So there’s some serious drama going down between The New York Times and some big tech companies like Microsoft and OpenAI. The Times is claiming that these tech giants used its articles without permission to train their language models, like ChatGPT. I mean, this is some major league copyright infringement stuff.
The newspapers are fired up because they’re saying that “millions” of their articles were used to train these models without their say-so. And these models are just regurgitating the Times’ work without permission. That’s a big no-no.
The Times isn’t messing around. They even gave examples that they say prove ChatGPT was trained on their content. They’re making a big fuss about OpenAI’s use of their content too. The Times has been hiding its content behind a paywall for over a decade and has a ton of digital and print subscribers, so you can see why they’re upset.

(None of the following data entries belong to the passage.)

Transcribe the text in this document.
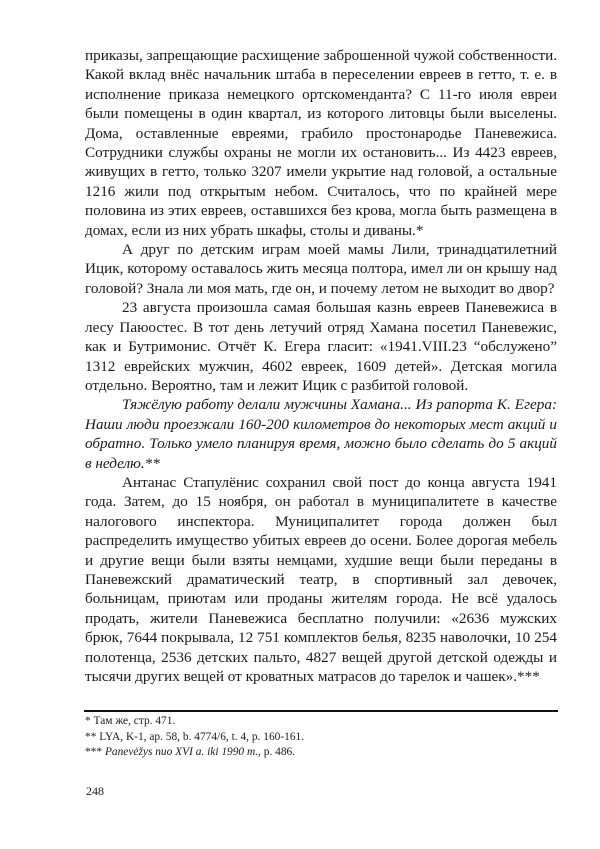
приказы, запрещающие расхищение заброшенной чужой собственности. Какой вклад внёс начальник штаба в переселении евреев в гетто, т. е. в исполнение приказа немецкого ортскоменданта? С 11-го июля евреи были помещены в один квартал, из которого литовцы были выселены. Дома, оставленные евреями, грабило простонародье Паневежиса. Сотрудники службы охраны не могли их остановить... Из 4423 евреев, живущих в гетто, только 3207 имели укрытие над головой, а остальные 1216 жили под открытым небом. Считалось, что по крайней мере половина из этих евреев, оставшихся без крова, могла быть размещена в домах, если из них убрать шкафы, столы и диваны.*

А друг по детским играм моей мамы Лили, тринадцатилетний Ицик, которому оставалось жить месяца полтора, имел ли он крышу над головой? Знала ли моя мать, где он, и почему летом не выходит во двор?

23 августа произошла самая большая казнь евреев Паневежиса в лесу Паюостес. В тот день летучий отряд Хамана посетил Паневежис, как и Бутримонис. Отчёт К. Егера гласит: «1941.VIII.23 “обслужено” 1312 еврейских мужчин, 4602 евреек, 1609 детей». Детская могила отдельно. Вероятно, там и лежит Ицик с разбитой головой.

Тяжёлую работу делали мужчины Хамана... Из рапорта К. Егера: Наши люди проезжали 160-200 километров до некоторых мест акций и обратно. Только умело планируя время, можно было сделать до 5 акций в неделю.**

Антанас Стапулёнис сохранил свой пост до конца августа 1941 года. Затем, до 15 ноября, он работал в муниципалитете в качестве налогового инспектора. Муниципалитет города должен был распределить имущество убитых евреев до осени. Более дорогая мебель и другие вещи были взяты немцами, худшие вещи были переданы в Паневежский драматический театр, в спортивный зал девочек, больницам, приютам или проданы жителям города. Не всё удалось продать, жители Паневежиса бесплатно получили: «2636 мужских брюк, 7644 покрывала, 12 751 комплектов белья, 8235 наволочки, 10 254 полотенца, 2536 детских пальто, 4827 вещей другой детской одежды и тысячи других вещей от кроватных матрасов до тарелок и чашек».***

* Там же, стр. 471.
** LYA, K-1, ap. 58, b. 4774/6, t. 4, p. 160-161.
*** Panevėžys nuo XVI a. iki 1990 m., p. 486.
248
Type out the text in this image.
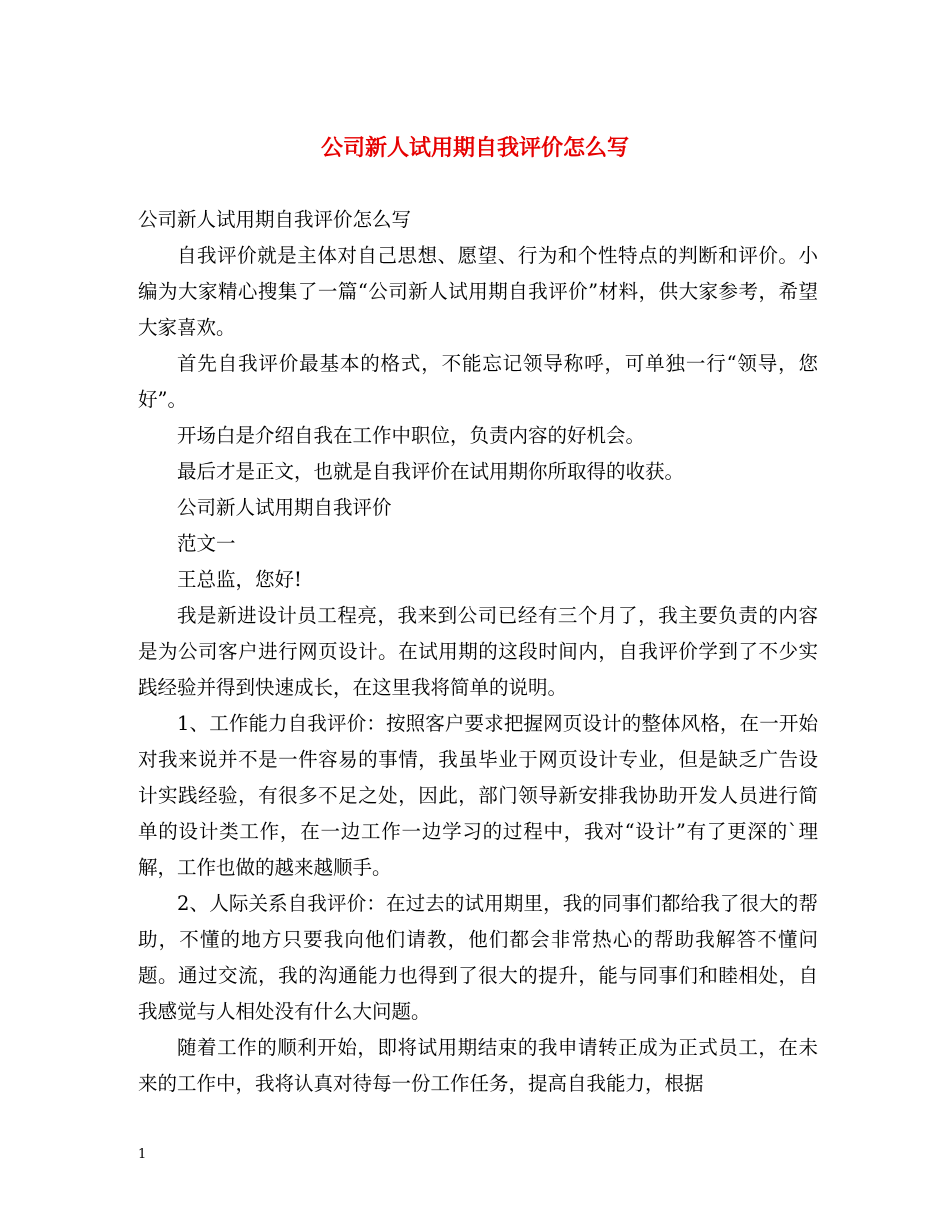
公司新人试用期自我评价怎么写

公司新人试用期自我评价怎么写

自我评价就是主体对自己思想、愿望、行为和个性特点的判断和评价。小编为大家精心搜集了一篇“公司新人试用期自我评价”材料，供大家参考，希望大家喜欢。

首先自我评价最基本的格式，不能忘记领导称呼，可单独一行“领导，您好”。

开场白是介绍自我在工作中职位，负责内容的好机会。

最后才是正文，也就是自我评价在试用期你所取得的收获。

公司新人试用期自我评价

范文一

王总监，您好!

我是新进设计员工程亮，我来到公司已经有三个月了，我主要负责的内容是为公司客户进行网页设计。在试用期的这段时间内，自我评价学到了不少实践经验并得到快速成长，在这里我将简单的说明。

1、工作能力自我评价：按照客户要求把握网页设计的整体风格，在一开始对我来说并不是一件容易的事情，我虽毕业于网页设计专业，但是缺乏广告设计实践经验，有很多不足之处，因此，部门领导新安排我协助开发人员进行简单的设计类工作，在一边工作一边学习的过程中，我对“设计”有了更深的`理解，工作也做的越来越顺手。

2、人际关系自我评价：在过去的试用期里，我的同事们都给我了很大的帮助，不懂的地方只要我向他们请教，他们都会非常热心的帮助我解答不懂问题。通过交流，我的沟通能力也得到了很大的提升，能与同事们和睦相处，自我感觉与人相处没有什么大问题。

随着工作的顺利开始，即将试用期结束的我申请转正成为正式员工，在未来的工作中，我将认真对待每一份工作任务，提高自我能力，根据

1
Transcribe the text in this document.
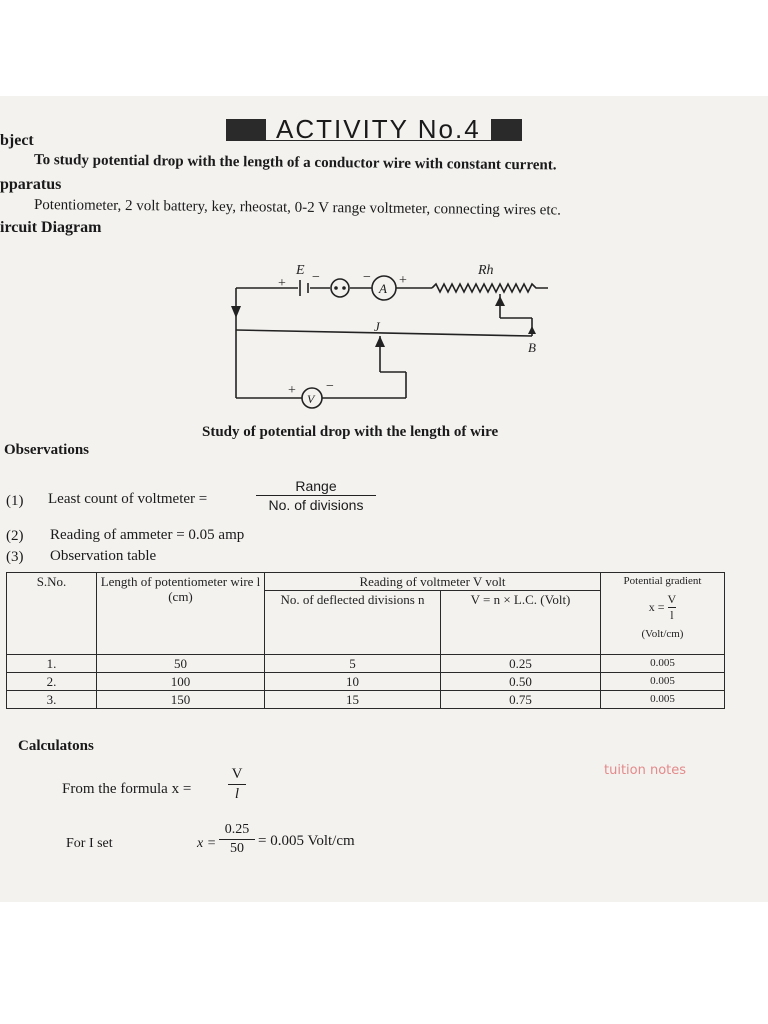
ACTIVITY No.4
bject
To study potential drop with the length of a conductor wire with constant current.
pparatus
Potentiometer, 2 volt battery, key, rheostat, 0-2 V range voltmeter, connecting wires etc.
ircuit Diagram
E
+ −	− +
A
Rh
J
B
+ −
V
Study of potential drop with the length of wire
Observations
(1) Least count of voltmeter =
Range
No. of divisions
(2) Reading of ammeter = 0.05 amp
(3) Observation table
S.No.	Length of potentiometer wire l (cm)	Reading of voltmeter V volt		Potential gradient
$x = \frac{V}{l}$
(Volt/cm)

		No. of deflected divisions n	V = n × L.C. (Volt)	
1.	50	5	0.25	0.005
2.	100	10	0.50	0.005
3.	150	15	0.75	0.005
Calculatons
From the formula x =
V
l
For I set	x =
0.25
50 = 0.005 Volt/cm
tuition notes
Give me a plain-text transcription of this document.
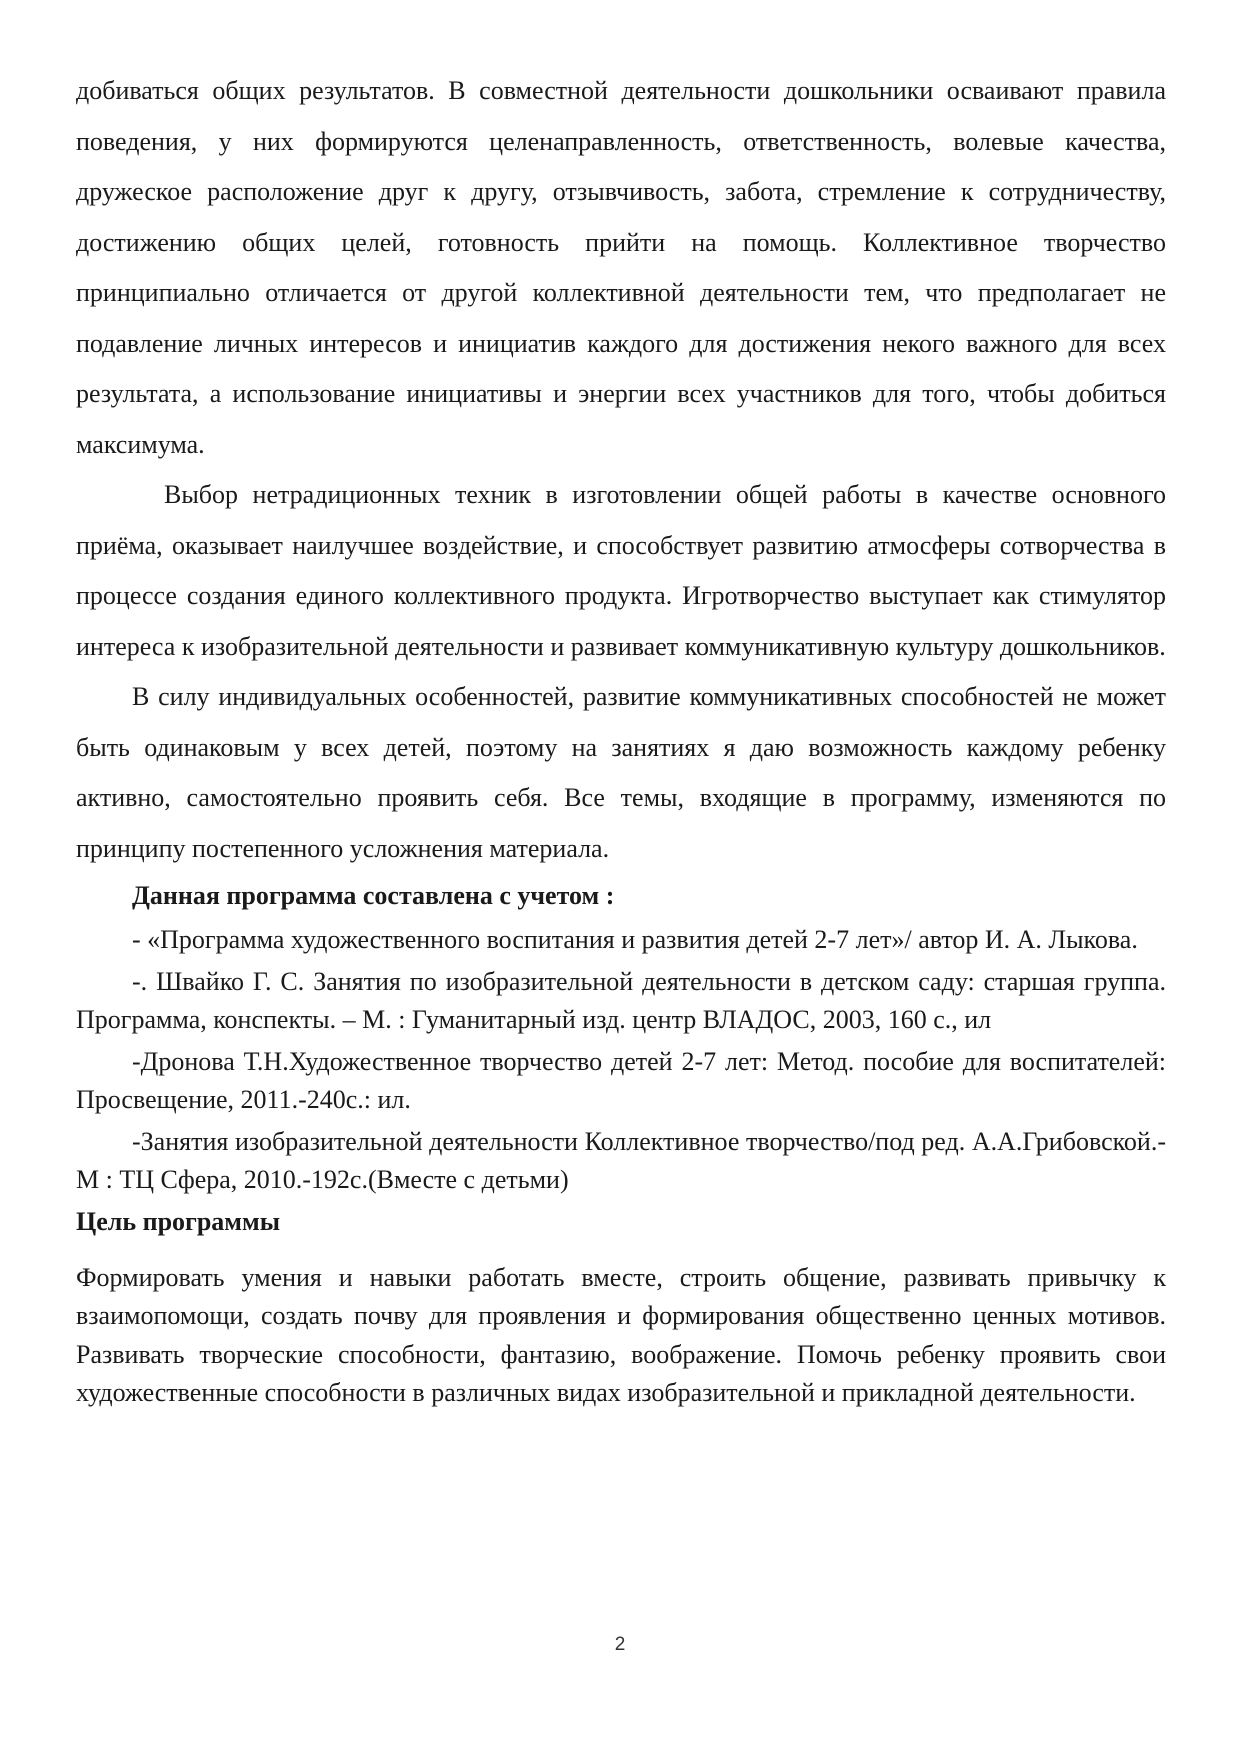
добиваться общих результатов. В совместной деятельности дошкольники осваивают правила поведения, у них формируются целенаправленность, ответственность, волевые качества, дружеское расположение друг к другу, отзывчивость, забота, стремление к сотрудничеству, достижению общих целей, готовность прийти на помощь. Коллективное творчество принципиально отличается от другой коллективной деятельности тем, что предполагает не подавление личных интересов и инициатив каждого для достижения некого важного для всех результата, а использование инициативы и энергии всех участников для того, чтобы добиться максимума.

Выбор нетрадиционных техник в изготовлении общей работы в качестве основного приёма, оказывает наилучшее воздействие, и способствует развитию атмосферы сотворчества в процессе создания единого коллективного продукта. Игротворчество выступает как стимулятор интереса к изобразительной деятельности и развивает коммуникативную культуру дошкольников.

В силу индивидуальных особенностей, развитие коммуникативных способностей не может быть одинаковым у всех детей, поэтому на занятиях я даю возможность каждому ребенку активно, самостоятельно проявить себя. Все темы, входящие в программу, изменяются по принципу постепенного усложнения материала.

Данная программа составлена с учетом :

- «Программа художественного воспитания и развития детей 2-7 лет»/ автор И. А. Лыкова.

-. Швайко Г. С. Занятия по изобразительной деятельности в детском саду: старшая группа. Программа, конспекты. – М. : Гуманитарный изд. центр ВЛАДОС, 2003, 160 с., ил

-Дронова Т.Н.Художественное творчество детей 2-7 лет: Метод. пособие для воспитателей: Просвещение, 2011.-240с.: ил.

-Занятия изобразительной деятельности Коллективное творчество/под ред. А.А.Грибовской.-М : ТЦ Сфера, 2010.-192с.(Вместе с детьми)

Цель программы

Формировать умения и навыки работать вместе, строить общение, развивать привычку к взаимопомощи, создать почву для проявления и формирования общественно ценных мотивов. Развивать творческие способности, фантазию, воображение. Помочь ребенку проявить свои художественные способности в различных видах изобразительной и прикладной деятельности.

2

I mean, the Times is out here trying to protect its exclusive rights, you know. They’re trying to keep their stuff to themselves and making search engines play by their rules. But Microsoft and OpenAI aren’t playing nice, according to the Times.
After trying to work it out with the tech companies, The Times said, “These efforts have not produced a resolution.” So, they’re suing for damages, a jury trial, and they want these language models destroyed.
And it’s not just the Times that’s been dealing with this. The Financial Times reported that Axel Springer and OpenAI also had some deal going on for access to content summaries. But clearly, the Times wasn’t happy with the outcome of their discussions. Crazy stuff.